W skrócie
-
Czterech młodych mężczyzn zostało zatrzymanych na lotnisku w Nairobi w związku z próbą przemytu rzadkich mrówek afrykańskich.
-
Owady przemycone były w zmodyfikowanych probówkach i miały trafić na nielegalne targi egzotycznych zwierząt w Europie i Azji.
-
Przypadek ten uznano za największy tego typu proceder w Kenii i wzbudził obawy o rozwijające się biopiractwo.
- Więcej ważnych informacji znajdziesz na stronie głównej Interii
Przy zatrzymanych młodych mężczyznach znaleziono w niedzielę 13 kwietnia około 5 tys. mrówek. Ukryli je w wacie w ponad 2 tys. zmodyfikowanych probówkach i strzykawkach, zaprojektowanych tak, aby mogły przetrwać do dwóch miesięcy. Według kenijskich służb miały one trafić na nielegalne targi egzotycznych zwierząt w Europie i Azji.

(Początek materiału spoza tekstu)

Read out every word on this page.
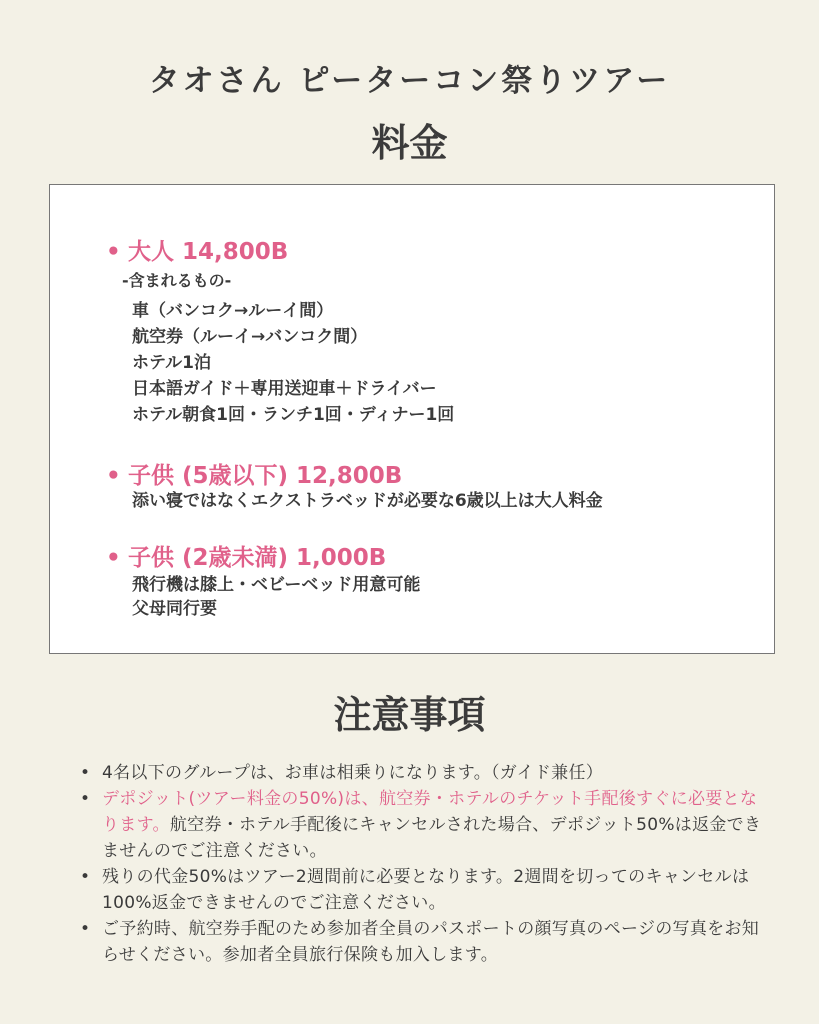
タオさん ピーターコン祭りツアー
料金
• 大人 14,800B
-含まれるもの-
車（バンコク→ルーイ間）
航空券（ルーイ→バンコク間）
ホテル1泊
日本語ガイド＋専用送迎車＋ドライバー
ホテル朝食1回・ランチ1回・ディナー1回
• 子供 (5歳以下) 12,800B
添い寝ではなくエクストラベッドが必要な6歳以上は大人料金
• 子供 (2歳未満) 1,000B
飛行機は膝上・ベビーベッド用意可能
父母同行要
注意事項
• 4名以下のグループは、お車は相乗りになります。（ガイド兼任）
• デポジット(ツアー料金の50%)は、航空券・ホテルのチケット手配後すぐに必要となります。航空券・ホテル手配後にキャンセルされた場合、デポジット50%は返金できませんのでご注意ください。
• 残りの代金50%はツアー2週間前に必要となります。2週間を切ってのキャンセルは100%返金できませんのでご注意ください。
• ご予約時、航空券手配のため参加者全員のパスポートの顔写真のページの写真をお知らせください。参加者全員旅行保険も加入します。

– To pierwszy przypadek „biopiractwa” na tak dużą skalę w Kenii – ocenił w rozmowie z kenijską gazetą „Star” rzecznik KWS Paul Udoto, dodając, że wcześniej dochodziło do prób przemytu cennych mrówek, ale zwykle chodziło o kilkanaście, kilkadziesiąt okazów.
Niezwykle rzadka olbrzymia afrykańska mrówka żniwiarka, czyli Messor cephalotes, jest największym gatunkiem w swojej rodzinie, a jej królowe osiągają rozmiary do 25 mm. Poza Kenią występuje w Etiopii i Tanzanii.
– Nie przyjechaliśmy tu, żeby łamać jakiekolwiek prawa. Przez przypadek i z głupoty to zrobiliśmy – mówi Lornoy David, jeden z belgijskich przemytników cytowany przez „The Guardian”. Jak podaje dziennik, ostatecznie dwaj mężczyźni, obaj w wieku 19 lat, przyznali się do winy.
Przemyt egzotycznych zwierząt. Nowy „trend” wśród nielegalnych handlarzy
Zdaniem brytyjskiego dziennika ten przypadek rzuca nowe światło na rozwijający się globalny handel mrówkami i trend handlu mniej widocznymi stworzeniami uznawanymi za egzotyczne. Zwróciła na to uwagę sama KWS, informując, że próby przemytu i handlu dotyczą zarówno dużych ssaków, jak i mało znanych, ale „ekologicznie ważnych gatunków”. Coraz częściej dotyczy to właśnie mrówek.
– Wolumeny sprzedaży wzrastają niemal każdego roku. Jest więcej sprzedawców mrówek niż wcześniej, a ceny stały się bardziej konkurencyjne – mówił jeden z anonimowych internetowych sprzedawców mrówek w rozmowie z „The Guardian”. Jego zdaniem sprawa nastoletnich przemytników jest „przełomowa”.
– Ludzie podróżujący do innych krajów specjalnie po to, aby zbierać mrówki, a następnie wracający z nimi, są praktycznie niespotykani – skwitował. Z kolei naukowcy ostrzegają, że usuwanie mrówek z ich naturalnego środowiska jest szkodliwe dla ekosystemu.